Two further salary compensation rules (#3 and #4 below) previously announced for payment of salary compensation for low paid workers effected by COVID-19 remain unchanged within the Social Security Fund legislation:
- in case termination ordered by the employer during to COVID-19 situation, SSF will provide monthly payments at 70% of their wages (with a maximum up to THB 15,000 in eligible wages per month), which amounts to maximum THB 10,500 per month for a maximum payment period of 200 days (i.e., about 6 and a half month) or until the employee finds a new job. Plus, Employer has to pay normal severance.
On 17th April 2020, a previously announced 4th salary compensation rule (i.e., “#4. in case that a company closes TEMPORARILY due COVID-19 due to without government order, the company must pay 75% of their ACTUAL wages”) was brought into question due to the following government order: “Ministerial Regulations Respecting Receiving of Unemployment Benefits Owing to Force Majeure Arisen from Outbreak of Dangerous Communicable Disease under Law Governing Communicable Diseases B.E. 2563 (2020)”.
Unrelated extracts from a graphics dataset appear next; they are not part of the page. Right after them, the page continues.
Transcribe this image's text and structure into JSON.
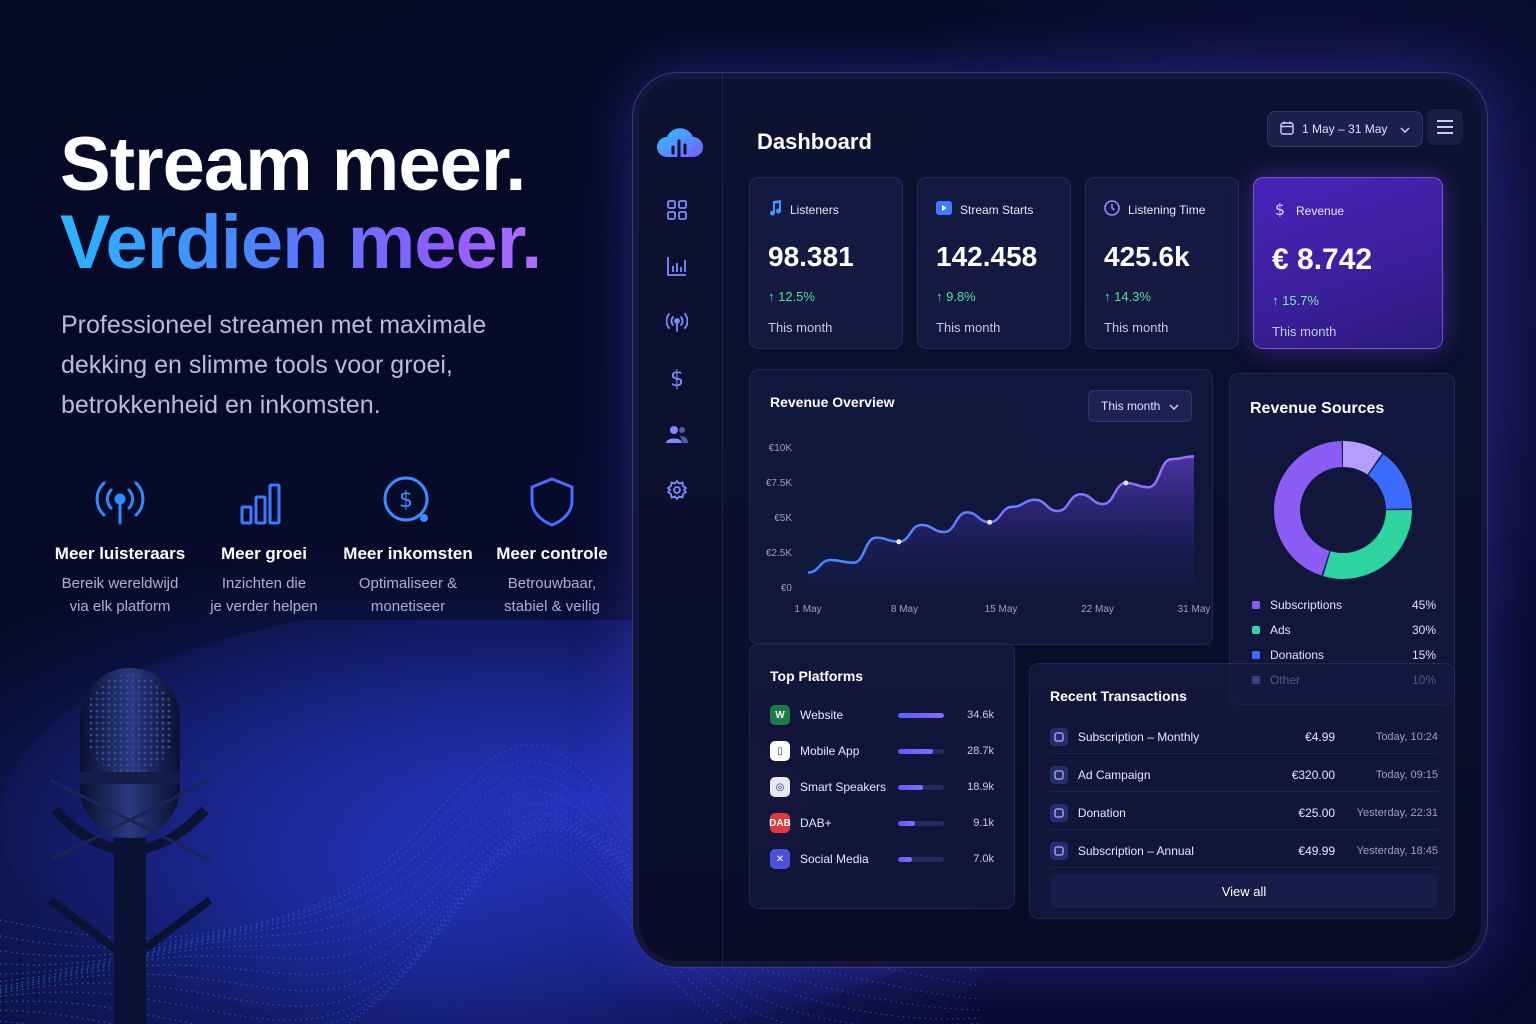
{
  "hero": {
    "line1": "Stream meer.",
    "line2": "Verdien meer.",
    "subtitle": "Professioneel streamen met maximale dekking en slimme tools voor groei, betrokkenheid en inkomsten."
  },
  "features": [
    {
      "icon": "broadcast-icon",
      "title": "Meer luisteraars",
      "desc1": "Bereik wereldwijd",
      "desc2": "via elk platform"
    },
    {
      "icon": "bar-chart-icon",
      "title": "Meer groei",
      "desc1": "Inzichten die",
      "desc2": "je verder helpen"
    },
    {
      "icon": "dollar-circle-icon",
      "title": "Meer inkomsten",
      "desc1": "Optimaliseer &",
      "desc2": "monetiseer"
    },
    {
      "icon": "shield-icon",
      "title": "Meer controle",
      "desc1": "Betrouwbaar,",
      "desc2": "stabiel & veilig"
    }
  ],
  "dashboard": {
    "title": "Dashboard",
    "date_range": "1 May – 31 May",
    "nav": [
      "grid-icon",
      "analytics-icon",
      "broadcast-icon",
      "dollar-icon",
      "users-icon",
      "settings-icon"
    ]
  },
  "stats": [
    {
      "icon": "music-note-icon",
      "label": "Listeners",
      "value": "98.381",
      "delta": "↑ 12.5%",
      "period": "This month"
    },
    {
      "icon": "play-icon",
      "label": "Stream Starts",
      "value": "142.458",
      "delta": "↑ 9.8%",
      "period": "This month"
    },
    {
      "icon": "clock-icon",
      "label": "Listening Time",
      "value": "425.6k",
      "delta": "↑ 14.3%",
      "period": "This month"
    },
    {
      "icon": "revenue-icon",
      "label": "Revenue",
      "value": "€ 8.742",
      "delta": "↑ 15.7%",
      "period": "This month"
    }
  ],
  "revenue_overview": {
    "title": "Revenue Overview",
    "period": "This month"
  },
  "chart_data": {
    "type": "area",
    "title": "Revenue Overview",
    "x": [
      "1 May",
      "3 May",
      "5 May",
      "7 May",
      "8 May",
      "10 May",
      "12 May",
      "14 May",
      "15 May",
      "17 May",
      "19 May",
      "21 May",
      "22 May",
      "24 May",
      "26 May",
      "28 May",
      "29 May",
      "31 May"
    ],
    "x_ticks": [
      "1 May",
      "8 May",
      "15 May",
      "22 May",
      "31 May"
    ],
    "y_ticks": [
      "€0",
      "€2.5K",
      "€5K",
      "€7.5K",
      "€10K"
    ],
    "values": [
      1100,
      2000,
      1800,
      3600,
      3300,
      4500,
      4000,
      5400,
      4700,
      5800,
      6300,
      5500,
      6700,
      6000,
      7500,
      7200,
      9200,
      9400
    ],
    "ylim": [
      0,
      10000
    ],
    "xlabel": "",
    "ylabel": "",
    "color": "#8a5cff"
  },
  "revenue_sources": {
    "title": "Revenue Sources",
    "items": [
      {
        "name": "Subscriptions",
        "pct": "45%",
        "value": 45,
        "color": "#8b5cf6"
      },
      {
        "name": "Ads",
        "pct": "30%",
        "value": 30,
        "color": "#2dd4a0"
      },
      {
        "name": "Donations",
        "pct": "15%",
        "value": 15,
        "color": "#3b6bff"
      },
      {
        "name": "Other",
        "pct": "10%",
        "value": 10,
        "color": "#b79cff"
      }
    ]
  },
  "top_platforms": {
    "title": "Top Platforms",
    "items": [
      {
        "name": "Website",
        "value": "34.6k",
        "share": 1.0,
        "icon_bg": "#1f7a4a",
        "icon": "W"
      },
      {
        "name": "Mobile App",
        "value": "28.7k",
        "share": 0.75,
        "icon_bg": "#ffffff",
        "icon": "▯"
      },
      {
        "name": "Smart Speakers",
        "value": "18.9k",
        "share": 0.55,
        "icon_bg": "#e8e8f0",
        "icon": "◎"
      },
      {
        "name": "DAB+",
        "value": "9.1k",
        "share": 0.38,
        "icon_bg": "#e0383e",
        "icon": "DAB"
      },
      {
        "name": "Social Media",
        "value": "7.0k",
        "share": 0.3,
        "icon_bg": "#4a52e0",
        "icon": "✕"
      }
    ]
  },
  "transactions": {
    "title": "Recent Transactions",
    "view_all": "View all",
    "items": [
      {
        "name": "Subscription – Monthly",
        "amount": "€4.99",
        "time": "Today, 10:24"
      },
      {
        "name": "Ad Campaign",
        "amount": "€320.00",
        "time": "Today, 09:15"
      },
      {
        "name": "Donation",
        "amount": "€25.00",
        "time": "Yesterday, 22:31"
      },
      {
        "name": "Subscription – Annual",
        "amount": "€49.99",
        "time": "Yesterday, 18:45"
      }
    ]
  }
}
According to this Ministerial Regulation announced on 17th April 2020, the Ministry of Labour stated that COVID-19 is considered as force majeure. The employee who is unable to work due to the cessation of business of the employer and has not been paid, irrespective of whether the employer stops his business operation by himself or by order of the authorities, is entitled to receive unemployment benefits from the Social Security Office.
Under this Ministerial Regulation, employees will be entitled to receive compensation at a rate of 62% of their wages (maximum wages cap at 15,000 per month) during the work cessation period, up to a maximum of 90 days, between March 1 and August 31, 2020.
The law did not specifically allow the employer to cease operation without paying wages to employees; however, if the Covid-19 outbreak is deemed to be a “force majeure” by the Ministry of Labour concerning matters outside the scope of Social Security benefits, then the employer will not be liable to pay wages according to Section 75 of the Labour Protection Act, which states that “When it is necessary for an employer, for whatever cause other than force majeure, causes them to become incapable of operating their business as normal, they will be required to pay their employees’ 75% of their wages when making changes to the company’s business operations.”